As it turns out, most of that painstakingly restored facade is all-new too.
“Each of the terracotta tiles, all 1,8oo of them, have been remade,” says Kaplan. “All of the stainless-steel lettering is original. They were removed by hand, stored, and in some cases refinished. All were cleaned up and then restored to their original locations.”
The brushed aluminum door handles on the front door and the granite spandrels between the tiles are also original.
Why couldn’t the original tiles have been reused? “They were never meant for exterior use,” Kaplan says. “The original tiles were interior tiles that were likely purchased at a significant discount, used in a manner they were never intended to be used, and they withstood the test of time for 50 years, but people in the area knew they were in bad shape. You would see crumbling of tile along the sidewalk, and there was not much that could be salvaged. Each of the pieces was identified uniquely, both in profile, color, and in some cases bullnose specifications. Each one of those 1,800 tiles had to be replaced in the specific location.”
Behind the facade, however, the architects and construction crew had a blank slate to work with. What the architects produced is a C-shaped building with a uniform six-story height. The top and bottom of the C envelop an interior courtyard that will be landscaped for residents’ use. The parking spaces lie beneath the rear wing and courtyard, with a garage entrance on Arch Street.
“Less than half of the residents will have cars in this building,” Kaplan says confidently. He acknowledges that some residents who work in outlying areas such as South Jersey or Wilmington will choose to drive because the building is convenient to I-95 and the Ben Franklin Bridge. But most of them, he says, will want to take advantage of The National’s highly walkable location.
Also on the outside are a smaller courtyard accessed from the first-floor apartments and the clubhouse; it’s separated from Flagpole Park, the gateway to Elfreth’s Alley, by a wall. And atop the building will be a roofdeck with a bar, grills and great city views.
On the inside, all the residents will have use of a two-story, 2,000-square-foot-plus clubhouse. This space combines a contemporary lounge with full-height gas fireplace, a restaurant-quality demonstration kitchen, and an upstairs lounge with cocktail and breakfast bars.
They will also have use of a top-flight gym thanks to an arrangement between BPG and Level 1 Fitness, which will occupy all 4,000 square feet of retail space in the building. The deal allows residents to use the Level 1 gym, which is also open to the public, for a significant discount off the regular $69 per month fee. Kaplan explains that this arrangement gives residents access to higher-quality and more extensive gym facilities than an in-house fitness center would offer.

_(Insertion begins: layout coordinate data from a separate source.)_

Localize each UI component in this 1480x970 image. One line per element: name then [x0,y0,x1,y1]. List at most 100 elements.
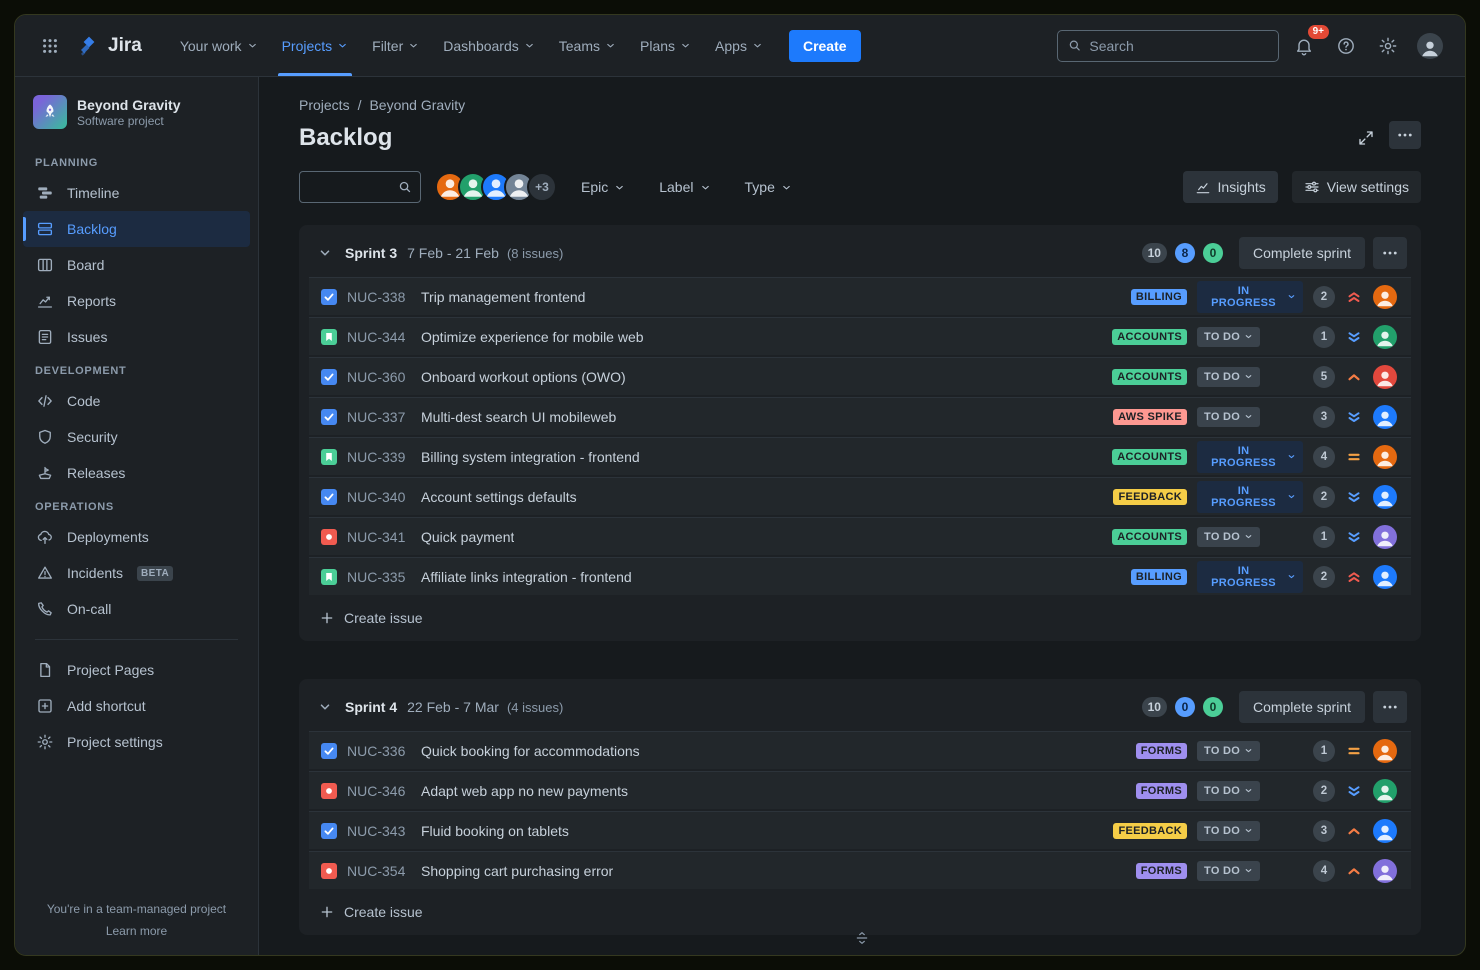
issue-avatar[interactable] [1373,524,1397,549]
sidebar-item-code[interactable]: Code [23,383,250,419]
issue-title[interactable]: Multi-dest search UI mobileweb [421,408,617,425]
issue-row[interactable]: NUC-341 Quick payment ACCOUNTS TO DO 1 [309,517,1411,555]
issue-points-badge[interactable]: 1 [1313,739,1335,762]
issue-status-dropdown[interactable]: TO DO [1197,406,1261,427]
sidebar-item-add-shortcut[interactable]: Add shortcut [23,688,250,724]
issue-points-badge[interactable]: 3 [1313,819,1335,842]
issue-title[interactable]: Billing system integration - frontend [421,448,640,465]
page-more-button[interactable] [1389,121,1421,149]
issue-title[interactable]: Shopping cart purchasing error [421,862,614,879]
issue-status-dropdown[interactable]: TO DO [1197,326,1261,347]
nav-dashboards[interactable]: Dashboards [431,15,547,76]
issue-row[interactable]: NUC-339 Billing system integration - fro… [309,437,1411,475]
issue-points-badge[interactable]: 3 [1313,405,1335,428]
issue-points-badge[interactable]: 5 [1313,365,1335,388]
create-button[interactable]: Create [788,29,861,62]
sidebar-item-on-call[interactable]: On-call [23,591,250,627]
fullscreen-button[interactable] [1349,121,1383,155]
issue-status-dropdown[interactable]: IN PROGRESS [1197,560,1303,593]
issue-title[interactable]: Quick booking for accommodations [421,742,640,759]
issue-avatar[interactable] [1373,778,1397,803]
learn-more-link[interactable]: Learn more [105,924,168,938]
issue-status-dropdown[interactable]: TO DO [1197,860,1261,881]
issue-points-badge[interactable]: 4 [1313,859,1335,882]
issue-title[interactable]: Affiliate links integration - frontend [421,568,632,585]
sidebar-item-security[interactable]: Security [23,419,250,455]
sidebar-item-board[interactable]: Board [23,247,250,283]
issue-status-dropdown[interactable]: IN PROGRESS [1197,480,1303,513]
resize-handle-icon[interactable] [854,930,870,951]
issue-title[interactable]: Optimize experience for mobile web [421,328,644,345]
sidebar-item-backlog[interactable]: Backlog [23,211,250,247]
issue-title[interactable]: Fluid booking on tablets [421,822,569,839]
issue-avatar[interactable] [1373,324,1397,349]
issue-status-dropdown[interactable]: TO DO [1197,780,1261,801]
breadcrumb-projects[interactable]: Projects [299,97,350,113]
issue-avatar[interactable] [1373,858,1397,883]
issue-status-dropdown[interactable]: TO DO [1197,820,1261,841]
issue-title[interactable]: Account settings defaults [421,488,577,505]
sidebar-item-timeline[interactable]: Timeline [23,175,250,211]
sprint-collapse-chevron[interactable] [313,695,337,719]
issue-row[interactable]: NUC-346 Adapt web app no new payments FO… [309,771,1411,809]
epic-filter-dropdown[interactable]: Epic [571,173,635,201]
sidebar-item-reports[interactable]: Reports [23,283,250,319]
issue-row[interactable]: NUC-344 Optimize experience for mobile w… [309,317,1411,355]
issue-avatar[interactable] [1373,564,1397,589]
issue-status-dropdown[interactable]: TO DO [1197,366,1261,387]
nav-apps[interactable]: Apps [703,15,775,76]
profile-avatar[interactable] [1413,29,1447,63]
sidebar-item-deployments[interactable]: Deployments [23,519,250,555]
nav-projects[interactable]: Projects [270,15,361,76]
issue-row[interactable]: NUC-354 Shopping cart purchasing error F… [309,851,1411,889]
view-settings-button[interactable]: View settings [1291,171,1421,203]
sprint-collapse-chevron[interactable] [313,241,337,265]
sprint-name[interactable]: Sprint 3 [345,245,398,261]
sprint-more-button[interactable] [1373,691,1407,723]
issue-avatar[interactable] [1373,818,1397,843]
issue-row[interactable]: NUC-335 Affiliate links integration - fr… [309,557,1411,595]
sidebar-item-project-settings[interactable]: Project settings [23,724,250,760]
create-issue-button[interactable]: Create issue [309,597,433,639]
avatar-overflow-badge[interactable]: +3 [527,172,557,202]
issue-points-badge[interactable]: 2 [1313,485,1335,508]
nav-filter[interactable]: Filter [360,15,431,76]
complete-sprint-button[interactable]: Complete sprint [1238,237,1365,269]
sidebar-item-project-pages[interactable]: Project Pages [23,652,250,688]
issue-title[interactable]: Onboard workout options (OWO) [421,368,626,385]
create-issue-button[interactable]: Create issue [309,891,433,933]
board-search[interactable] [299,171,421,203]
label-filter-dropdown[interactable]: Label [649,173,720,201]
type-filter-dropdown[interactable]: Type [735,173,802,201]
issue-avatar[interactable] [1373,484,1397,509]
sidebar-item-issues[interactable]: Issues [23,319,250,355]
issue-avatar[interactable] [1373,444,1397,469]
issue-points-badge[interactable]: 1 [1313,525,1335,548]
notifications-button[interactable]: 9+ [1287,24,1329,63]
issue-status-dropdown[interactable]: IN PROGRESS [1197,280,1303,313]
issue-avatar[interactable] [1373,738,1397,763]
jira-logo[interactable]: Jira [77,34,142,58]
issue-row[interactable]: NUC-338 Trip management frontend BILLING… [309,277,1411,315]
sidebar-item-releases[interactable]: Releases [23,455,250,491]
issue-row[interactable]: NUC-343 Fluid booking on tablets FEEDBAC… [309,811,1411,849]
board-search-input[interactable] [308,179,399,195]
issue-row[interactable]: NUC-337 Multi-dest search UI mobileweb A… [309,397,1411,435]
sidebar-item-incidents[interactable]: Incidents BETA [23,555,250,591]
issue-points-badge[interactable]: 1 [1313,325,1335,348]
nav-plans[interactable]: Plans [628,15,703,76]
issue-avatar[interactable] [1373,284,1397,309]
issue-status-dropdown[interactable]: TO DO [1197,740,1261,761]
global-search[interactable] [1057,29,1279,62]
issue-points-badge[interactable]: 2 [1313,565,1335,588]
app-switcher-icon[interactable] [33,29,67,63]
issue-row[interactable]: NUC-336 Quick booking for accommodations… [309,731,1411,769]
complete-sprint-button[interactable]: Complete sprint [1238,691,1365,723]
issue-points-badge[interactable]: 2 [1313,779,1335,802]
project-header[interactable]: Beyond Gravity Software project [23,91,250,147]
sprint-name[interactable]: Sprint 4 [345,699,398,715]
assignee-filter-avatars[interactable]: +3 [435,172,557,202]
issue-status-dropdown[interactable]: IN PROGRESS [1197,440,1303,473]
issue-row[interactable]: NUC-360 Onboard workout options (OWO) AC… [309,357,1411,395]
nav-teams[interactable]: Teams [547,15,628,76]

Model one- and two-bedroom apartments, seen here, are also open for inspection. Kaplan says that BPG expected greater interest in this building from larger households when the plans were being drawn up. As a result, fully 30 percent of the apartments have two bedrooms.
One-bedroom units account for the largest share of the total, 60 percent, with the remaining 10 percent consisting of studios.
BPG is also giving Flagpole Park a makeover, following a design produced by community residents working with the Community Design Collaborative and a team of designers from Old City-based Land Collective. “It’s designed to serve as the transition between the historic street and this much larger building next to it,” Kaplan says. In the near term, the former asphalt parking lot will become a patch of grass; the plot will ultimately become a pocket park with more substantial landscaping and hardscaping. Kaplan expects the new park will be ready later in 2019.